Po dotarciu do Strużyny, nie pojechaliśmy na wprost do Przeworna, tylko w prawo do Kaszówki i dalej do Krzywiny. W Krzywinie wjechaliśmy na żółty szlak w kierunku Gromnika.
Początek to podjazd naprawdę imponujący, z prędkością 5km/h wspinaliśmy sie pod górę, komary z racji takiej małej prędkości atakowały nas sakramencko, do tego gzy, potocznie zwane muchami końskimi, no kurde masakra. Ogólnie szlak jak na te tereny uważam za bardzo ciekawy, kiedyś jak już komary odlecą, to wybiorę się tu na przechadzkę pieszą. Warto.
No ale do rzeczy, wjechaliśmy na wypłaszczenie i można było trochę przyspieszyć i zdmuchnąć komary, niestety, gzy atakowały nadal.
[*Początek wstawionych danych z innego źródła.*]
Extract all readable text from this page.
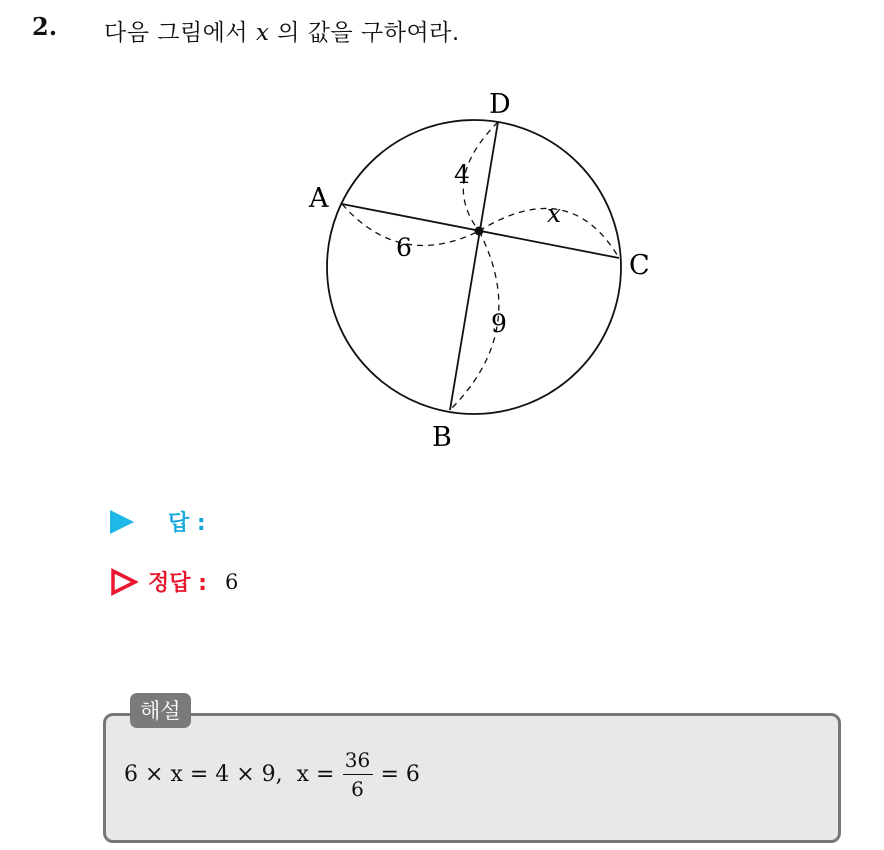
2. 다음 그림에서 x 의 값을 구하여라.
A
B
C
D
6
4
9
x
답 :
정답 : 6
해설
6 × x = 4 × 9, $x = \frac{36}{6} = 6$
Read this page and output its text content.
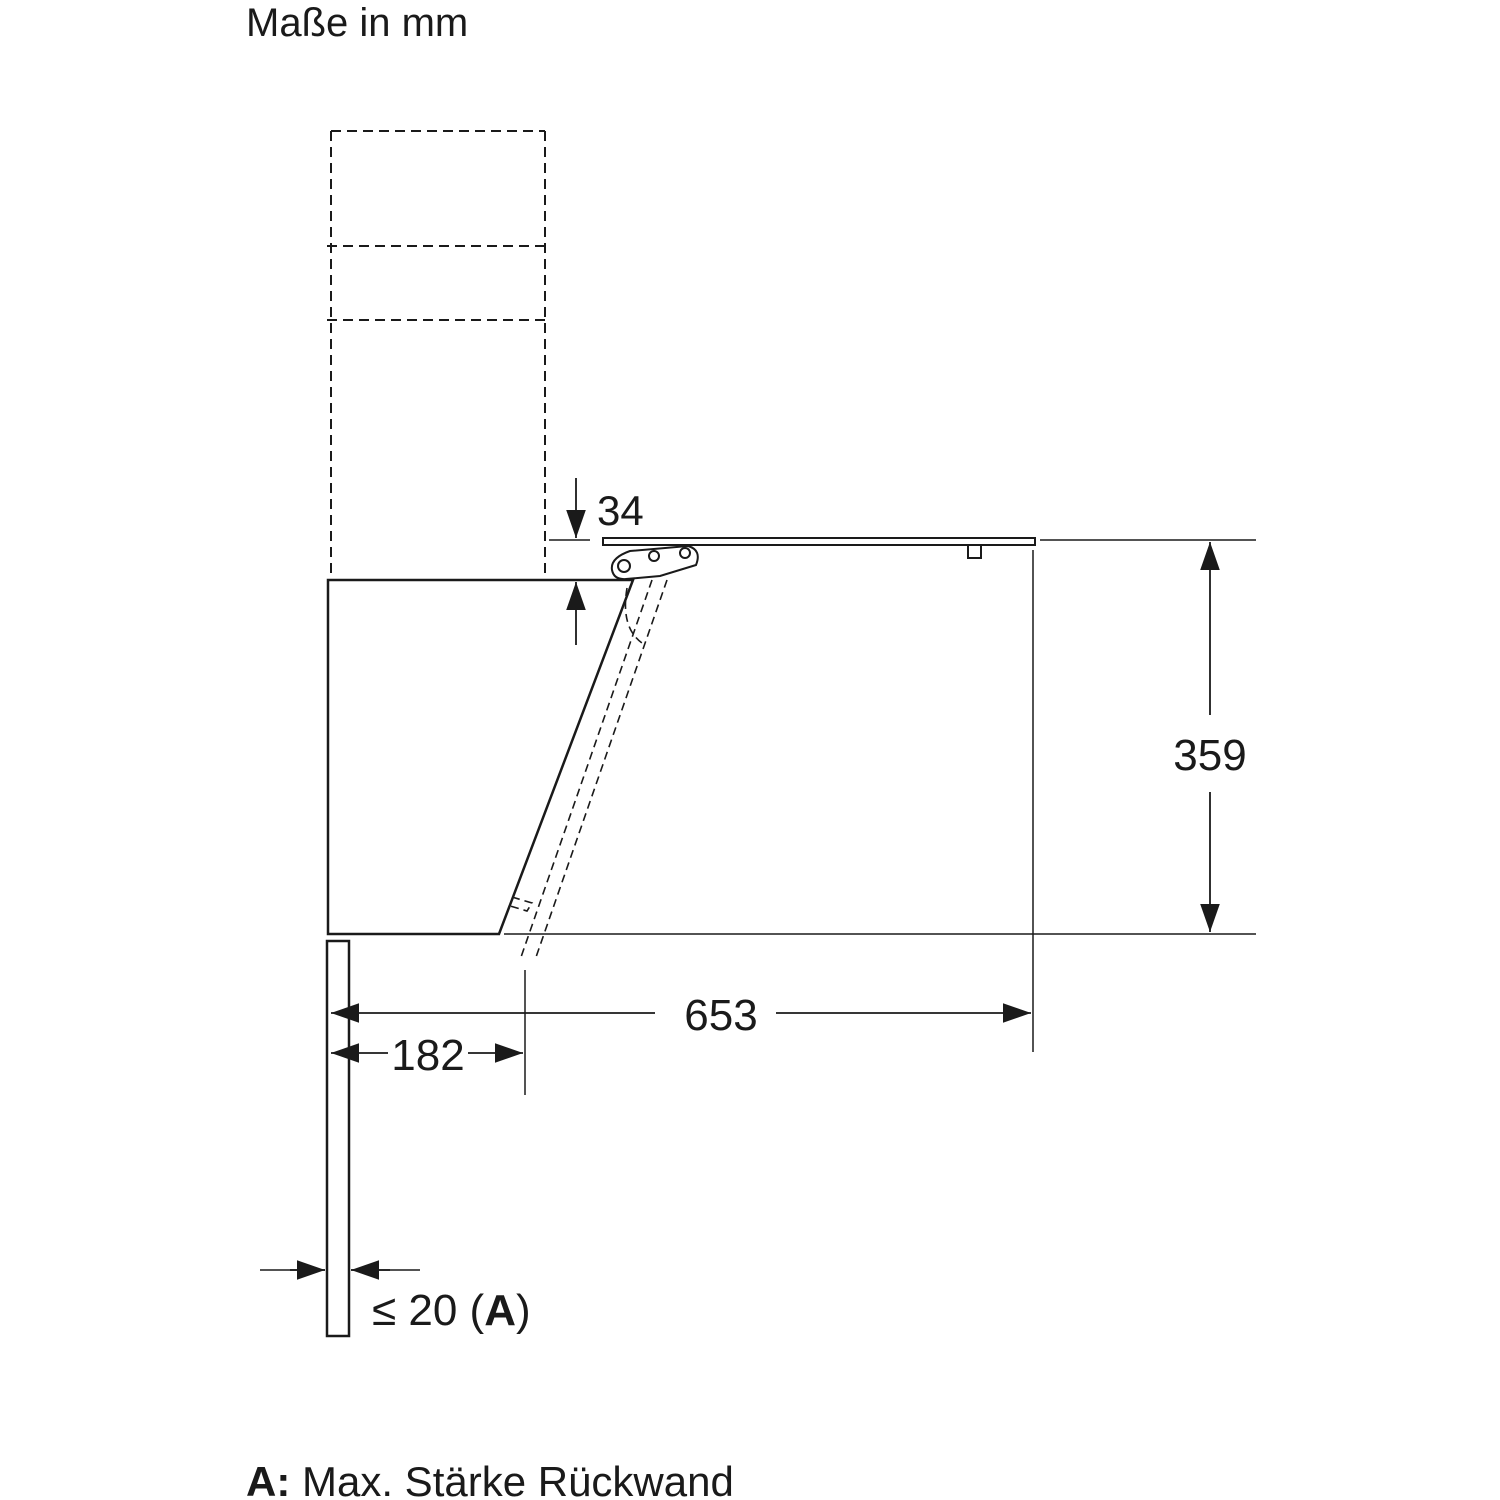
Maße in mm
34
359
653
182
≤ 20 (A)
A: Max. Stärke Rückwand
Dotarliśmy do takiego miejsca.
Pojechaliśmy dalej w kierunku Gromnika, taki był plan, ale w miarę jak nachylenie terenu sprawiało, że znowu dopadły nas komary, postanowiliśmy, że zjeżdżamy w dół pierwszą napotkaną drogą która pojawi się po lewej stronie. No i tak było. Zjazd drogą dosyć dobrą, utwardzoną i szeroką. Jak się okazało do Krzywiny, czyli tam skąd zaczęliśmy podjazd, z tym że kilkaset metrów dalej w stronę Przeworna. No jak już trafiliśmy do wsi i odpędziliśmy komary i gzy, to pojechaliśmy już normalnie asfaltem do Przeworna. Tam w zaprzyjaźnionym sklepie spożywczym, ja tradycyjnie kupiłem sobie i wypiłem Kwas Chlebowy a brat wodę mineralną. Z Przeworna pojechaliśmy w kierunku Karnkowa ale zaraz za zbiornikiem wodnym skręciliśmy w polniaka i do Krynki. To znaczy przez Krynkę do Sarb.
W Krynce jak zauważyłem, są trzy domy mieszkalne, o ruinach nie wspominam.
Oto jeden z tych zamieszkałych. W tle rzecz jasna.
Dalej do Sarb, tam już normalnie standardowo asfaltem do Jagielnicy, Rożnowa, Strzegowa, Jędrzejowa i do Grodkowa.
Wycieczka udana, nowe tereny, nowe trasy i nowe miejscowości. Wiało, trochę wiało, ale jak wiadomo, zawsze wieje.